Someone asked this question already and I posted a pretty big blurb about what I thought of the Epik


----------



## Nick728 (Oct 19, 2014)

Thanks guys, appreciate the replies.
Nick


----------



## chase128 (May 29, 2015)

My wife and I are both shooting the Epik, and I am very pleased with it. (Hers just came in this week, but likes it so far)

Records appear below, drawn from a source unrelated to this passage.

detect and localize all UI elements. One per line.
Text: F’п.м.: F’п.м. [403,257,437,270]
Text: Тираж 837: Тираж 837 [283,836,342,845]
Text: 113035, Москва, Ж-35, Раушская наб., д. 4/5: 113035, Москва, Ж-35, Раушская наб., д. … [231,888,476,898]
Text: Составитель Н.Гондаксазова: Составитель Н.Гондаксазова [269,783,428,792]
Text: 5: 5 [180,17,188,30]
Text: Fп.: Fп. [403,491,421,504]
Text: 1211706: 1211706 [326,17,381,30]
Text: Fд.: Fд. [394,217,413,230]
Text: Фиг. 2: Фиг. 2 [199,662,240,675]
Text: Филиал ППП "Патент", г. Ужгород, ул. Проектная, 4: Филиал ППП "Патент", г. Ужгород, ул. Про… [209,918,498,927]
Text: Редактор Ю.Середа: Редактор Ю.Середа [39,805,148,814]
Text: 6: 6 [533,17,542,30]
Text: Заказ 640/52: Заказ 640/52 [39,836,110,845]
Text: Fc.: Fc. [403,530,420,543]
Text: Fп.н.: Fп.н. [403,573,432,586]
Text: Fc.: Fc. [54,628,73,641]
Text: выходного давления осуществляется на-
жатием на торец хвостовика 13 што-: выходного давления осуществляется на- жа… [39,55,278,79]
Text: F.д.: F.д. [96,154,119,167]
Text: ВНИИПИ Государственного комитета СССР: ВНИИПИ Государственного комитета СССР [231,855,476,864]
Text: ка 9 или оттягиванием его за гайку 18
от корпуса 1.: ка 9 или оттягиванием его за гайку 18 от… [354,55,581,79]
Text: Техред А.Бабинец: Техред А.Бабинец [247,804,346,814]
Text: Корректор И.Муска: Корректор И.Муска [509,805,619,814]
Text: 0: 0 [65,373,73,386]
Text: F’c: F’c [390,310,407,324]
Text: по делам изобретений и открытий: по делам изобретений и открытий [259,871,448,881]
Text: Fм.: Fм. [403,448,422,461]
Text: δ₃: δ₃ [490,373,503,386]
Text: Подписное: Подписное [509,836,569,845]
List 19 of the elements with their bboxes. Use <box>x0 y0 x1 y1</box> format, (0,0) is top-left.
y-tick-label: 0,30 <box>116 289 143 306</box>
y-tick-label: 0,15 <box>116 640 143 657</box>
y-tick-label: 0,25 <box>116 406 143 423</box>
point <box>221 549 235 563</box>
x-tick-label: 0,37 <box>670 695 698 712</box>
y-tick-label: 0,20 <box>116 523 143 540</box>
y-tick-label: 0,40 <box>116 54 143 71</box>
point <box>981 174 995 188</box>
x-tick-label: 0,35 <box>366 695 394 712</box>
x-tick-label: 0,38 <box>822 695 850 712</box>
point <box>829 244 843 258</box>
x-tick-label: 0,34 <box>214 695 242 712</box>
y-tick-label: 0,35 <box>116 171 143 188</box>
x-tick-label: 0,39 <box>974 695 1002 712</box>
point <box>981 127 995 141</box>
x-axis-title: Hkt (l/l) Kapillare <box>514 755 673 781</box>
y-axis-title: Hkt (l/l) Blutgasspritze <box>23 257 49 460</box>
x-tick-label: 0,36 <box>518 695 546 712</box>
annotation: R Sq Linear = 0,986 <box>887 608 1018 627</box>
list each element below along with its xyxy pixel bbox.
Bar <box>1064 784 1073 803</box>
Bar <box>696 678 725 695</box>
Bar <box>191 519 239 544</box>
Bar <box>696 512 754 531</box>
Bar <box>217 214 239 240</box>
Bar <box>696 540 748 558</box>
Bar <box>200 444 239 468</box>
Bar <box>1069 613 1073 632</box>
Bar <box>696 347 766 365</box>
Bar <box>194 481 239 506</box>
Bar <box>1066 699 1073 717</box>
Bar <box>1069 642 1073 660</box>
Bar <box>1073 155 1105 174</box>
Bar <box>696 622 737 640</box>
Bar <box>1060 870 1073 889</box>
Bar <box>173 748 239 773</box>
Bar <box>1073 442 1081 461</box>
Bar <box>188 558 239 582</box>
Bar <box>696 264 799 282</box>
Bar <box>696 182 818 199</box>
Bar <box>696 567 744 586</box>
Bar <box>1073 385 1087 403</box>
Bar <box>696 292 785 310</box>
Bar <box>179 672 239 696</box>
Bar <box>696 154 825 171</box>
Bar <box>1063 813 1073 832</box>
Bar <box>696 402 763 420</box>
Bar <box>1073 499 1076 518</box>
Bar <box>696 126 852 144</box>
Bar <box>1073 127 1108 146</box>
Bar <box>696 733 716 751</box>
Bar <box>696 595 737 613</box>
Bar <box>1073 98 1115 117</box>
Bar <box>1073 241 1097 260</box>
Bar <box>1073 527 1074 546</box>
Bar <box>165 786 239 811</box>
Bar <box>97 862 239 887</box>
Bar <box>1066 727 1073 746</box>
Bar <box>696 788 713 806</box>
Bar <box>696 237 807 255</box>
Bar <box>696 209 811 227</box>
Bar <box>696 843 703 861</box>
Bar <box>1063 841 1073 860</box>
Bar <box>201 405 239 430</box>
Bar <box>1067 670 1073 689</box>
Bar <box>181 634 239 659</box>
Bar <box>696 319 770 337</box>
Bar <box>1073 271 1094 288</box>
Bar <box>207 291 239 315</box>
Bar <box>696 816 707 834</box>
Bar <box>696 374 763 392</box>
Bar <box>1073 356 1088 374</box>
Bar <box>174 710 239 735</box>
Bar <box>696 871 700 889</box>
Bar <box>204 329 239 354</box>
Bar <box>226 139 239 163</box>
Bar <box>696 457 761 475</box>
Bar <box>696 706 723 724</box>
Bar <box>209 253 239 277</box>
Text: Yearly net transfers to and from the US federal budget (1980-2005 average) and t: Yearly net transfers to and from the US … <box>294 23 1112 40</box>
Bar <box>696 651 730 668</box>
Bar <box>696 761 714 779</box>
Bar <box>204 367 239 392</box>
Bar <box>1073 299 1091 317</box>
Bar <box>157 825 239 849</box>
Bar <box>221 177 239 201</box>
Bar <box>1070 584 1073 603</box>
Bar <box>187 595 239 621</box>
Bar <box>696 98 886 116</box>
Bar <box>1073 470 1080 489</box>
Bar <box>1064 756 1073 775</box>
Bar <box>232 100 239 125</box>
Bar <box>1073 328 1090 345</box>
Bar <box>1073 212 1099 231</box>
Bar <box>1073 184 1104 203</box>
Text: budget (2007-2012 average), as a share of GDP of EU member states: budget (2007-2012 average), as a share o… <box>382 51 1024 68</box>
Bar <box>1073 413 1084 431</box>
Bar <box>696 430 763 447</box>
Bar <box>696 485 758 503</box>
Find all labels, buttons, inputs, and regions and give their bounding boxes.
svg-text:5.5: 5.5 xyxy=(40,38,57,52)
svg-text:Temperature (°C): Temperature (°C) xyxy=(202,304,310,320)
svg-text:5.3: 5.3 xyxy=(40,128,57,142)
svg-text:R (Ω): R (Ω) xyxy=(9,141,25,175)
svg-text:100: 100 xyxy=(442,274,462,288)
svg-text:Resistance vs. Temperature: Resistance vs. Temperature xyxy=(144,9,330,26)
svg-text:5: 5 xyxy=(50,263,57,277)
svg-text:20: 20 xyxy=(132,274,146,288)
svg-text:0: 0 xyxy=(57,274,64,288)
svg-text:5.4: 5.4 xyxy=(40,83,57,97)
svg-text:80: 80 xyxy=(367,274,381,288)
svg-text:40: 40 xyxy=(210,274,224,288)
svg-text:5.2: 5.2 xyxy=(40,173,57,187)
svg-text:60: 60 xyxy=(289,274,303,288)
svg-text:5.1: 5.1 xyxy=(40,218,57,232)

I have been shooting the Epik since late November, and I swapped from shooting a MK Korea MKX-10. I have not owned a GMX, but here are the things I noticed swapping from the MK:

Good:
1. The Epik causes significantly less limb wear. It has the newer pro-tiller collet bolts, and in this version the tops are one piece so there is no inner translucent layer to separate this time. It also has a built in limb shimming system, so the back of the limbs rest on the adjustable shimmed plugs instead of the riser. So between the pro tiller bolts and the plugs, I personally get vastly reduced wear.
2. The Epik has a bit more adjustability. With the MK I would occasionally get limb fit issues. The limb dovetail angle is adjustable on the Epik, so I got better lock-up with my old Uukhas. 
3. The veri-tune plates are nice, not something vital, but convenient if you are swapping or testing different arrows. I use one plate for my x23s, and another for my NPXs. Swapping out between the two is a 2 minute process; just swap the veri-tune, plunger, and string.
4. Aftermarket grips; I prefer Jager and it was nice to have the full spectrum of options again. (Epik takes the same grips as the rest - GMX, Prodigy, etc…)
5. Has all the standard mounts, including the back under grip and back lower.

Bad:
1. It is more complicated to set up, definitely not something for a newer shooter.
2. The grip, though feeling nice has extra material that protrudes out beyond the metal of the ledge. I do not know why this wasn’t ground a bit more to match the metal.

Mixed:
1. It clocks in around 2.9lbs, which I like but I know some people prefer lighter.
2. It is deflexed but not quite as deflexed as the MK (close), so a bit livelier of a shot.
3. Definitely a stiffer riser, I noticed about a half a spine difference making the swap from the MK. My wife saw a 2 spine difference moving from her old Fantom.
4. The color finish is more of a shiny matte than a gloss, both for the anodized and enamel.

Hopefully this was of some help!


----------



## Nick728 (Oct 19, 2014)

chase128 said:


> My wife and I are both shooting the Epik, and I am very pleased with it. (Hers just came in this week, but likes it so far)
> 
> I have been shooting the Epik since late November, and I swapped from shooting a MK Korea MKX-10. I have not owned a GMX, but here are the things I noticed swapping from the MK:
> 
> ...


Very helpful, thank you,
N


----------



## phallenthoul (Aug 21, 2016)

switched to Epik from Nano Max. loving it and will be shooting them for a long time.


----------



## Seattlepop (Dec 8, 2003)

damiaan said:


> ...the 2017 limb bolts do not have the nylon washer en sit nice and flat, even on my W&W limbs...


Ah, great minds...

I posted this a while back: Any of the newer Hoyt limb bolts can be filed as shown to get a smooth bottom surface. I found it to be much more reliable than the nylon washer system.


----------



## fango0000 (Mar 16, 2011)

More eyecandy with new NS limbs


----------